A senior administration official, on a call before the event with reporters, said it was the Armenians who suggested the name.
At the peace summit on Friday, Azerbaijani President Ilham Aliyev said the transit corridor will “create connectivity opportunities for so many countries.”
“We are starting the path toward strategic partnership,” he said.
Armenian Prime Minister Nikol Pashinyan called the agreement a “significant milestone.”
“We are laying a foundation to write a better story than the one we had in the past,” Pashinyan said.
Both leaders said the breakthrough was made possible by Trump and his team and joined a growing list of foreign leaders and other officials who have said the U.S. leader should receive a Nobel Peace Prize –something he has coveted.
“President Trump in six months did a miracle,” Aliyev said.
Trump remarked on how long the conflict went on between the two countries and said of the agreement, “Thirty-five years they fought and now they’re friends and they’re going to be friends a long time.”
That route will connect Azerbaijan and its autonomous Nakhchivan exclave, which are separated by a 20-mile-wide patch of Armenian territory. The demand from Azerbaijan had held up peace talks in the past.
Trump indicated he’d like to visit the route at some point, saying, “We’re going to have to get over there.”

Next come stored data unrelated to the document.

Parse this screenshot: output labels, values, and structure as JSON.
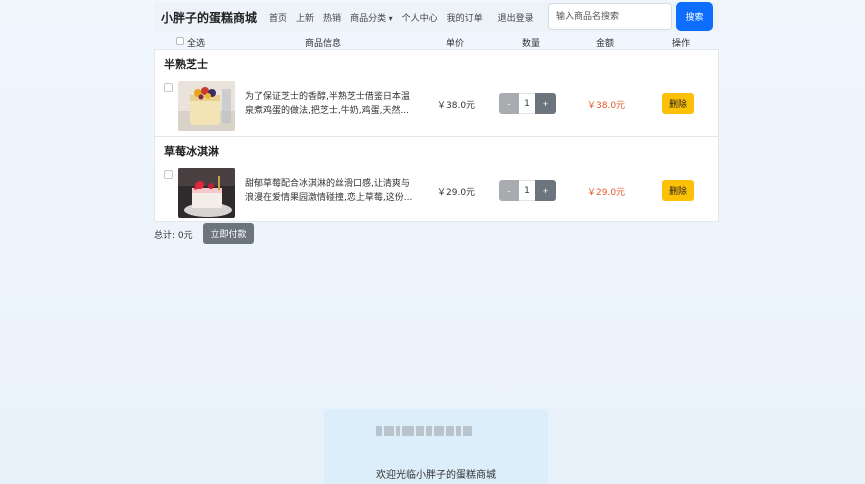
{
  "nav": {
    "brand": "小胖子的蛋糕商城",
    "links": [
      "首页",
      "上新",
      "热销"
    ],
    "category": "商品分类",
    "links2": [
      "个人中心",
      "我的订单"
    ],
    "logout": "退出登录",
    "search_placeholder": "输入商品名搜索",
    "search_button": "搜索"
  },
  "table_header": {
    "select_all": "全选",
    "product_info": "商品信息",
    "unit_price": "单价",
    "quantity": "数量",
    "amount": "金额",
    "actions": "操作"
  },
  "items": [
    {
      "title": "半熟芝士",
      "desc_line1": "为了保证芝士的香醇,半熟芝士借鉴日本温",
      "desc_line2": "泉煮鸡蛋的做法,把芝士,牛奶,鸡蛋,天然...",
      "price": "￥38.0元",
      "qty_minus": "-",
      "qty": "1",
      "qty_plus": "+",
      "amount": "￥38.0元",
      "delete": "删除"
    },
    {
      "title": "草莓冰淇淋",
      "desc_line1": "甜郁草莓配合冰淇淋的丝滑口感,让清爽与",
      "desc_line2": "浪漫在爱情果园激情碰撞,恋上草莓,这份...",
      "price": "￥29.0元",
      "qty_minus": "-",
      "qty": "1",
      "qty_plus": "+",
      "amount": "￥29.0元",
      "delete": "删除"
    }
  ],
  "total": {
    "label": "总计:  0元",
    "pay_button": "立即付款"
  },
  "footer": {
    "welcome": "欢迎光临小胖子的蛋糕商城"
  },
  "colors": {
    "primary": "#0d6efd",
    "warning": "#ffc107",
    "secondary": "#6c757d",
    "amount": "#e8562a"
  }
}
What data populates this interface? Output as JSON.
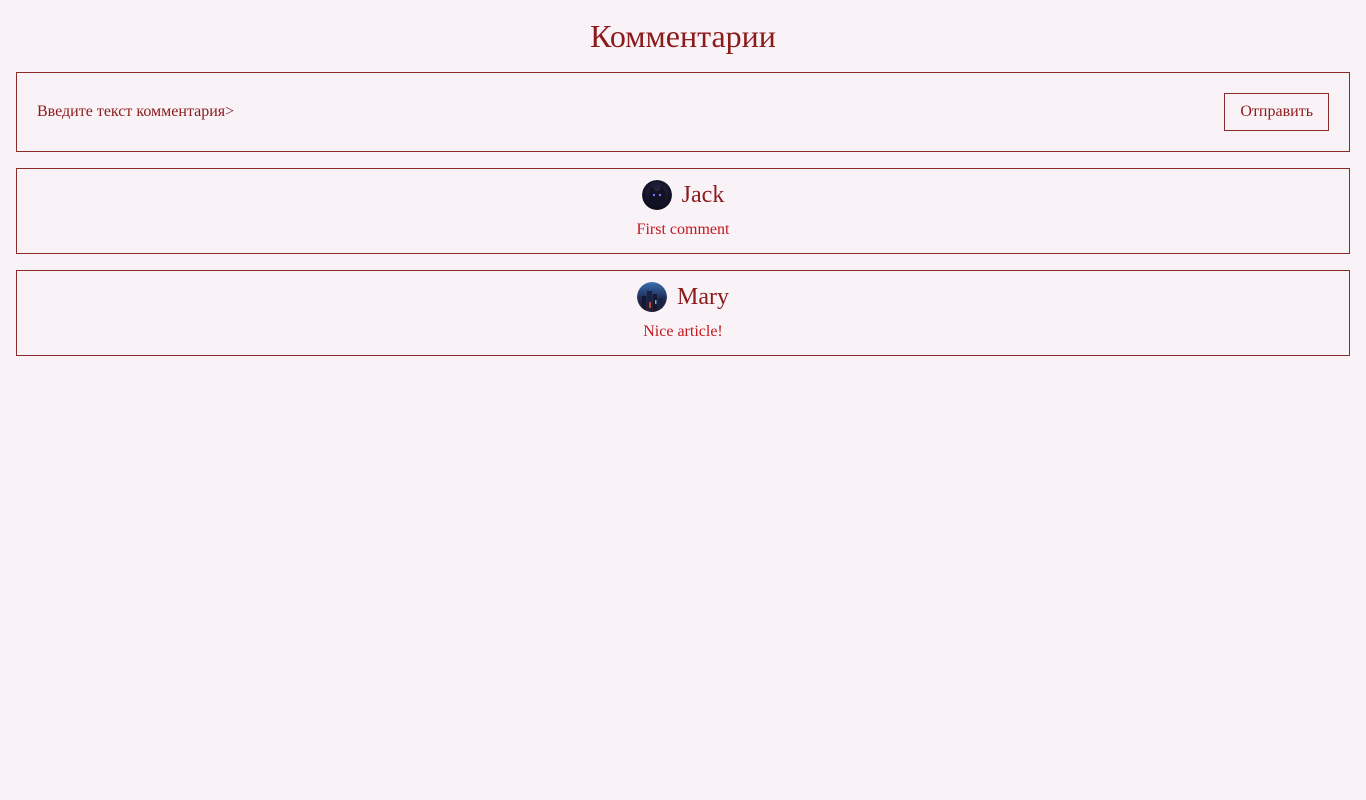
{
  "page": {
    "title": "Комментарии"
  },
  "form": {
    "input_placeholder": "Введите текст комментария>",
    "input_value": "",
    "send_label": "Отправить"
  },
  "comments": [
    {
      "author": "Jack",
      "text": "First comment",
      "avatar_icon": "avatar-dark-cat"
    },
    {
      "author": "Mary",
      "text": "Nice article!",
      "avatar_icon": "avatar-city-night"
    }
  ],
  "colors": {
    "background": "#f9f3f8",
    "title": "#8b1a1a",
    "border": "#8b2a2a",
    "comment_text": "#c0181c"
  }
}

“The roadmap they are agreeing to will build a cooperative future that benefits both countries, their region of the South Caucasus and beyond,” White House spokeswoman Anna Kelly said Friday. She added that the new transit corridor will “allow unimpeded connectivity between the two countries while respecting Armenia’s sovereignty and territorial integrity and its people.”
Asked how he feels about lasting peace between Armenia and Azerbaijan, Trump said “very confident” as he welcomed both leaders to the White House on Friday afternoon.
Friday’s signing adds to the handful of peace and economic agreements brokered this year by the U.S., while Trump has made no secret of his wish to be awarded the Nobel Peace Prize for his role in helping to ease long-running conflicts across the globe.
The peace deal between the Democratic Republic of Congo and Rwanda helped end the decadeslong conflict in eastern Congo, and the U.S. mediated a ceasefire between India and Pakistan, while Trump intervened in clashes between Cambodia and Thailand by threatening to withhold trade agreements with both countries if their fighting continued. Yet peace deals in Gaza and Ukraine have been elusive.
The signing of a deal between Armenia and Azerbaijan, both former Soviet republics, also strikes a geopolitical blow to their former imperial master, Russia. Throughout the nearly four-decade conflict, Moscow played mediator to expand its clout in the strategic South Caucasus region, but its influence waned quickly after it launched the full-scale invasion of Ukraine in February 2022. The Trump-brokered deal would allow the U.S. to deepen its reach in the region as Moscow retreats, senior U.S. administration officials said.
The Trump administration began engaging with Armenia and Azerbaijan in earnest earlier this year, when Trump’s key diplomatic envoy, Steve Witkoff, met with Aliyev in Baku and started to discuss what a senior administration official called a “regional reset.”
Negotiations over who will develop the Trump Route — which will eventually include a rail line, oil and gas lines, and fiber optic lines — will likely begin next week, and at least nine developers have expressed interest already, according to the senior administration official, who briefed reporters on condition of anonymity.
Separate from the joint agreement, both Armenia and Azerbaijan signed deals with the United States meant to bolster cooperation in energy, technology and the economy, the White House said.
Trump previewed much of Friday’s plan in a social media post Thursday evening, in which he said the agreements would “fully unlock the potential” of the South Caucasus region.